Should a single district court judge issue a nationwide injunction against the federal government? That question was front and center in the aftermath of the Supreme Court’s tie vote in United States v. Texas, which left in place a nationwide preliminary injunction barring the Obama administration from granting a temporary reprieve from removal to certain unauthorized immigrants. Would-be beneficiaries of President Barack Obama’s initiative have filed lawsuits in Illinois and New York, arguing that the injunction should not apply outside the states that were parties to the lawsuit. The propriety of nationwide injunctions has come up recently in other contexts as well. Over the past few months, district courts have issued nationwide injunctions barring implementation of the Labor Department’s “persuader rule” and the Education Department’s transgender bathroom policy. Did these courts overstep their bounds?

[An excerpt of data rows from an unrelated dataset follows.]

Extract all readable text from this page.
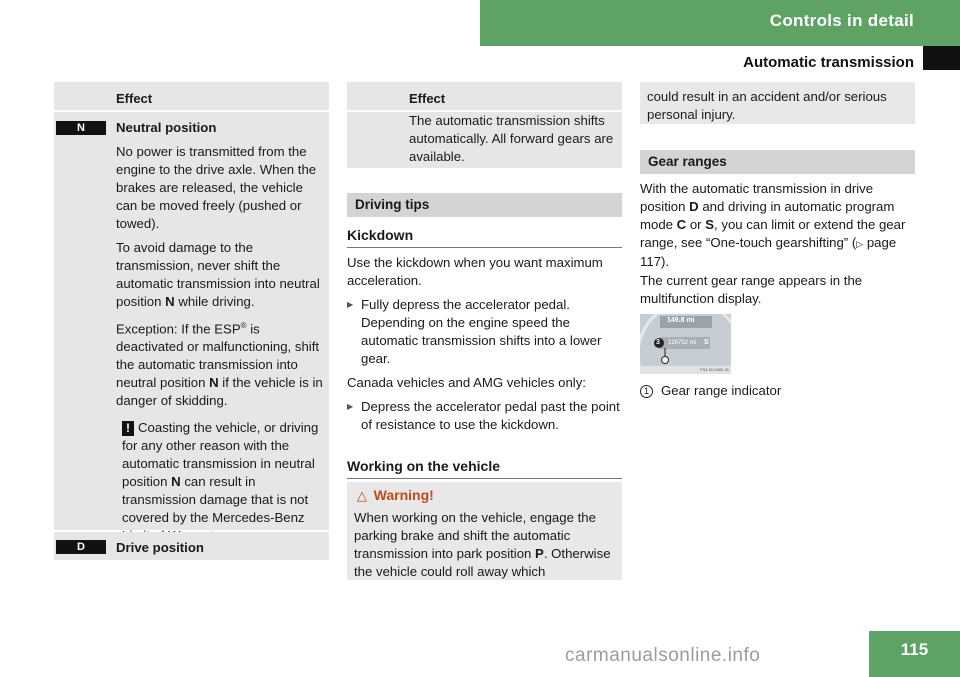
Controls in detail
Automatic transmission
Effect
N	Neutral position

No power is transmitted from the engine to the drive axle. When the brakes are released, the vehicle can be moved freely (pushed or towed).

To avoid damage to the transmission, never shift the automatic transmission into neutral position N while driving.

Exception: If the ESP® is deactivated or malfunctioning, shift the automatic transmission into neutral position N if the vehicle is in danger of skidding.

! Coasting the vehicle, or driving for any other reason with the automatic transmission in neutral position N can result in transmission damage that is not covered by the Mercedes-Benz
D	Drive position
Effect

The automatic transmission shifts automatically. All forward gears are available.

Driving tips
Kickdown
Use the kickdown when you want maximum acceleration.
▶ Fully depress the accelerator pedal. Depending on the engine speed the automatic transmission shifts into a lower gear.
Canada vehicles and AMG vehicles only:
▶ Depress the accelerator pedal past the point of resistance to use the kickdown.
Working on the vehicle
△ Warning!
When working on the vehicle, engage the parking brake and shift the automatic transmission into park position P. Otherwise the vehicle could roll away which
could result in an accident and/or serious personal injury.
Gear ranges
With the automatic transmission in drive position D and driving in automatic program mode C or S, you can limit or extend the gear range, see “One-touch gearshifting” (▷ page 117).
The current gear range appears in the multifunction display.
149.8 mi
126752 mi
3	S
P54.30-0480-31
1 Gear range indicator
carmanualsonline.info	115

In a new paper, UCLA School of Law professor Samuel Bray examines the history of nationwide injunctions, as well as their costs and benefits. He concludes with a sensible proposal for limiting such injunctions and argues that the Supreme Court has both the power to impose such a rule and the incentive to do so to ensure that legal issues have a chance to percolate in the courts of appeal.
Bray’s research shows that nationwide injunctions have a weak historical pedigree. The conventional wisdom is that federal courts have the power to issue national injunctions because their decisions bind the parties, and thus are not limited by geography. Historically, however, injunctions restrained the defendant’s conduct vis-à-vis the plaintiff, not the world, and Bray has found that nationwide injunctions did not become commonplace until the latter half of the 20th century.
As Bray explains, nationwide injunctions raise a number of concerns: They encourage forum-shopping, as undoubtedly occurred in United States v. Texas (Judge Andrew Hanen was on record in a previous case as critiquing the Obama administration’s immigration policies); they allow one judge to derail a federal program, delaying that program’s implementation for months or years – long enough at times to wait out a change in administration; and they arrest the development of the law – a problem that should particularly concern the Supreme Court, which prefers to hear and decide cases after they have percolated in the lower courts.
Furthermore, federal district courts could issue conflicting nationwide injunctions, leaving the parties (and all citizens) uncertain about what rule to follow. This possibility is particularly worrisome when, as is currently the case, the Supreme Court has an even number of justices, increasing the likelihood that a case asking the court to resolve a conflict between inconsistent injunctions could end in an inconclusive tie. Although Bray thinks that this “doomsday scenario” is unlikely, it is easy to imagine in the wake of United States v. Texas.
Bray notes that nationwide injunctions do have some benefits, such as promoting uniformity. If Hanen had limited the scope of his injunction to the 26 states that challenged the Obama administration’s immigration initiative, the resulting patchwork implementation would have treated similarly-situated people differently depending on where they lived. In addition, the plaintiffs in United States v. Texas argued that a nationwide injunction was necessary to prevent unauthorized immigrants from obtaining protection from removal in states that supported the Obama program and then moving to one of the plaintiff states.
Bray concludes that the costs of nationwide injunctions outweigh these benefits. He proposes a new principle: In cases involving a federal defendant, district courts should be limited to granting a “plaintiff-protective injunction” that controls the defendant’s conduct only with respect to the plaintiff. The Supreme Court or Congress could establish such a rule. Alternatively, the court could adopt narrower rules – such as heightening the standard of review for nationwide injunctions and requiring that district courts draft their own injunctions rather than adopting the plaintiffs’ versions – which would also limit the practice.
Finally, Bray notes that one’s views on nationwide injunctions should not turn on party affiliation or ideological preferences. Today, Texas district courts are issuing nationwide injunctions halting Obama’s initiatives, but in the past, California’s district courts used the same tool against President George W. Bush, and in the future, they may use it against President Donald Trump. The potential for ideological forum-shopping is perhaps the best reason for restricting nationwide injunctions going forward.